FIG. 5 is an exploded perspective view showing a differential pressure sensor according to a third embodiment of the present invention.

6 is a sectional view taken along line VI-VI of FIG.

FIG. 7 is an exploded perspective view showing a differential pressure sensor according to a fourth embodiment of the present invention.

FIG. 8 is a cross-sectional view for explaining a change state of the fourth embodiment.

FIG. 9 is a sectional view showing a differential pressure sensor according to a fifth embodiment of the present invention.

FIG. 10 is an exploded perspective view showing a modification of the present invention.

FIG. 11 is an exploded perspective view showing another modified example of the present invention.

FIG. 12 is a sectional view showing a conventional technique.

FIG. 13 is a sectional view showing another conventional technique.

[Explanation of symbols]

 1, 2, 3, 4, 5 Differential pressure sensor 10 Substrate 12, 13, 22, 23 Electrode 20 Diaphragm 24, 25 Effective pressure receiving surface 33, 34 Air gap 51, 52 Sensor unit 60 Insulating fluid 70 Conversion circuit

Claims (6)

[Claims] 1. A sensor comprising a plurality of sensor units each comprising a substrate and a diaphragm which is elastically deformable and opposed to the substrate at a distance from the substrate, wherein the diaphragm has a side on which the substrate is provided.
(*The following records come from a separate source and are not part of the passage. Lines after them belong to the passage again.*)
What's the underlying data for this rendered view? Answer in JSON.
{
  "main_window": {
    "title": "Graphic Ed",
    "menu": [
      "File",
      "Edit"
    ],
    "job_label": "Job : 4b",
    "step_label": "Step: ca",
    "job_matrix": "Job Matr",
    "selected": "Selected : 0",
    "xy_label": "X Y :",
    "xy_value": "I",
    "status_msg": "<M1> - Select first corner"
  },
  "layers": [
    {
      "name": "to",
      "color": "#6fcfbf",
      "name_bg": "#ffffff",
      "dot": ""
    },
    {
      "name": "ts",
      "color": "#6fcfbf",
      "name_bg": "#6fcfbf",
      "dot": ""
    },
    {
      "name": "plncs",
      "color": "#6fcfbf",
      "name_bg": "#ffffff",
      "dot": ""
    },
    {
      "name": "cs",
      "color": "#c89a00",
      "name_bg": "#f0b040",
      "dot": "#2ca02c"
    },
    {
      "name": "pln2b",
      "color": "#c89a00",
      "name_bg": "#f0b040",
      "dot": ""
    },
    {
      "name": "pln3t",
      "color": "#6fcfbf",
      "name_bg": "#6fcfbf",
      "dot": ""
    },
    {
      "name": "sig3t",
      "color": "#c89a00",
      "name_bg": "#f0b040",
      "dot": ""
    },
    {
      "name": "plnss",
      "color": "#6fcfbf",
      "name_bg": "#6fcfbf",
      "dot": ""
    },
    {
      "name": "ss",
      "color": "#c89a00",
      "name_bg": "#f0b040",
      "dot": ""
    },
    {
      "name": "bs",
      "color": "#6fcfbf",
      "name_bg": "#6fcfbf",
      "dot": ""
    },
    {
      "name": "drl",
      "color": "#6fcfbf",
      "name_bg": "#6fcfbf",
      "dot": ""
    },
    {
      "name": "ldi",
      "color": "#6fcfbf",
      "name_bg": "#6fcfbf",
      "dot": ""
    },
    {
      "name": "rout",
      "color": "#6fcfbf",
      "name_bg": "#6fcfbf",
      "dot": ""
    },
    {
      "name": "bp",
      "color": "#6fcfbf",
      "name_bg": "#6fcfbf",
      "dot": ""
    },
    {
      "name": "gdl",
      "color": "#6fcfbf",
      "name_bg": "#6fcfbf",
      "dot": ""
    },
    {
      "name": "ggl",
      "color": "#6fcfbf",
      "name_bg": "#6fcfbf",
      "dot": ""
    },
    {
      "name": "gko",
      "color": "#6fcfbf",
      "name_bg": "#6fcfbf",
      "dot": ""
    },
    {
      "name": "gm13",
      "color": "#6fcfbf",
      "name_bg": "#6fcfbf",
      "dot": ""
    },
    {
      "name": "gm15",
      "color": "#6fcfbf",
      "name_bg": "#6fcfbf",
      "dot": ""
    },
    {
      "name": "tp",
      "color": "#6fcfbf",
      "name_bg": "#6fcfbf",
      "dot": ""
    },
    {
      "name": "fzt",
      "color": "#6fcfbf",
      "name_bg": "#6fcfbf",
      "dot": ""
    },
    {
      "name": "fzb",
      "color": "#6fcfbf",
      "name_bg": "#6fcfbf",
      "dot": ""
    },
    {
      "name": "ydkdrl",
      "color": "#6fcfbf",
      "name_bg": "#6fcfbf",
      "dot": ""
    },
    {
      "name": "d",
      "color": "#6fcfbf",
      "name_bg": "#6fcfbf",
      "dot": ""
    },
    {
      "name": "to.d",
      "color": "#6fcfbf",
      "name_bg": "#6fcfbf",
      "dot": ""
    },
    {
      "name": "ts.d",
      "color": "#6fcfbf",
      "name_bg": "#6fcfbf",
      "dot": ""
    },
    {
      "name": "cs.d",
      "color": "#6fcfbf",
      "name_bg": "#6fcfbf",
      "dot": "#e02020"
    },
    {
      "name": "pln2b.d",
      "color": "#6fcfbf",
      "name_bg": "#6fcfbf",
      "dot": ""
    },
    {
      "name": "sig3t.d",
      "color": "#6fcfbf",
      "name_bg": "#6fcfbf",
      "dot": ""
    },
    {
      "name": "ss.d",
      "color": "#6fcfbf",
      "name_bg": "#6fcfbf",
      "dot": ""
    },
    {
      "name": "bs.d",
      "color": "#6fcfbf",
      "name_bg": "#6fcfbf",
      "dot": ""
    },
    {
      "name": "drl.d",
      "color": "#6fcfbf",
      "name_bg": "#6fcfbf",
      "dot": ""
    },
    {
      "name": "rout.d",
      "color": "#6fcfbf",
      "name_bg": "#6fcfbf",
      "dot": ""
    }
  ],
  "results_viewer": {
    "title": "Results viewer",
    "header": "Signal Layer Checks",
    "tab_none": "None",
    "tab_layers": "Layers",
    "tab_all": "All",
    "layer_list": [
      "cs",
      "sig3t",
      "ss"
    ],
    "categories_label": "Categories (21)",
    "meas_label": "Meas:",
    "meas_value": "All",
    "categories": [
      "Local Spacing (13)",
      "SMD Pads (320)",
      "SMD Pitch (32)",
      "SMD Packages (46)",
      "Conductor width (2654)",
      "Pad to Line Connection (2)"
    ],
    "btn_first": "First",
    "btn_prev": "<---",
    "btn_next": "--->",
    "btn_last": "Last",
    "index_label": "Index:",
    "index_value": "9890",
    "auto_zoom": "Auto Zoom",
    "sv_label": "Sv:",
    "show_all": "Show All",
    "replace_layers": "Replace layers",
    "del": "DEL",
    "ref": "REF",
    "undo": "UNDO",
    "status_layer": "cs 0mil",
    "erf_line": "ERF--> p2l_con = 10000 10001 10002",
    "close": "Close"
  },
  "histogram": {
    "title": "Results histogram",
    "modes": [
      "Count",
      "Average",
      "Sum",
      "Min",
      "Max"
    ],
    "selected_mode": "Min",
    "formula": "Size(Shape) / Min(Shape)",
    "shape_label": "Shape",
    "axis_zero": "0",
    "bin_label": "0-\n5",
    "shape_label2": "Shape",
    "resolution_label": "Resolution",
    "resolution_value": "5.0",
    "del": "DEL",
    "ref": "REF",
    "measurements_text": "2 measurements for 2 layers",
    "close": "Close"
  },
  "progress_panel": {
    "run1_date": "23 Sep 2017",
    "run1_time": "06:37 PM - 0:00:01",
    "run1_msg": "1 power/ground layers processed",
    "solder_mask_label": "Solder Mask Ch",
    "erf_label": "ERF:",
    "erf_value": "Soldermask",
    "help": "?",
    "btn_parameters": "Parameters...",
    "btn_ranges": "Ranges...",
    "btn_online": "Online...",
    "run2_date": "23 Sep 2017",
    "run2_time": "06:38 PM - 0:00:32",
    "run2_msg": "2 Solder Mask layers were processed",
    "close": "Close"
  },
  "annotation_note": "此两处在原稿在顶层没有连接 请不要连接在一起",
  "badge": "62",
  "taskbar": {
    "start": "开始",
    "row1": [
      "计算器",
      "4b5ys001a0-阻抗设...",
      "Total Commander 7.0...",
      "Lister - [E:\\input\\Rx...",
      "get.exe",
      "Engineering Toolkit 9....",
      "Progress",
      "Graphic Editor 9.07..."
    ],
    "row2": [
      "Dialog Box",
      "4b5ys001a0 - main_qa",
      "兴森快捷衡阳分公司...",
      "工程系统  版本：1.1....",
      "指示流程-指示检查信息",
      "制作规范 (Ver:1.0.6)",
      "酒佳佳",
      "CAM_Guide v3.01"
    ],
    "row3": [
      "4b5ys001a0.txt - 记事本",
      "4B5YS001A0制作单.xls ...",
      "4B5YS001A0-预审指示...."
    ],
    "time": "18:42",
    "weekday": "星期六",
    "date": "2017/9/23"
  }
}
Is provided with an effective pressure receiving surface on which pressure acts from the opposite side, and at least one of the plurality of sensor units is provided with an electrode on each of opposing surfaces of the substrate and the diaphragm; Are arranged side by side in a direction intersecting the direction in which the pressure acts. 2. The differential pressure sensor according to claim 1, wherein
A differential pressure sensor, wherein at least one of the substrate and the diaphragm constituting each of the sensor units is provided integrally. 3. The differential pressure sensor according to claim 1, wherein gaps between the substrate and the diaphragm formed in at least one pair of the sensor units among the plurality of sensor units communicate with each other. A differential pressure sensor, wherein each of the communicating gaps is filled with an insulating fluid. 4. The differential pressure sensor according to claim 3, wherein
An electrode is provided on each of opposing surfaces of the substrate and the diaphragm only in one of the pair of sensor units. 5. The differential pressure sensor according to claim 1, wherein the rigidity of the effective pressure receiving surface of the diaphragm is different in each of the sensor units. 6. The differential pressure sensor according to claim 1, wherein an electric signal output from the sensor section is converted into a pressure value on a surface of the substrate opposite to a surface facing the diaphragm. A differential pressure sensor, wherein a conversion circuit for converting is formed.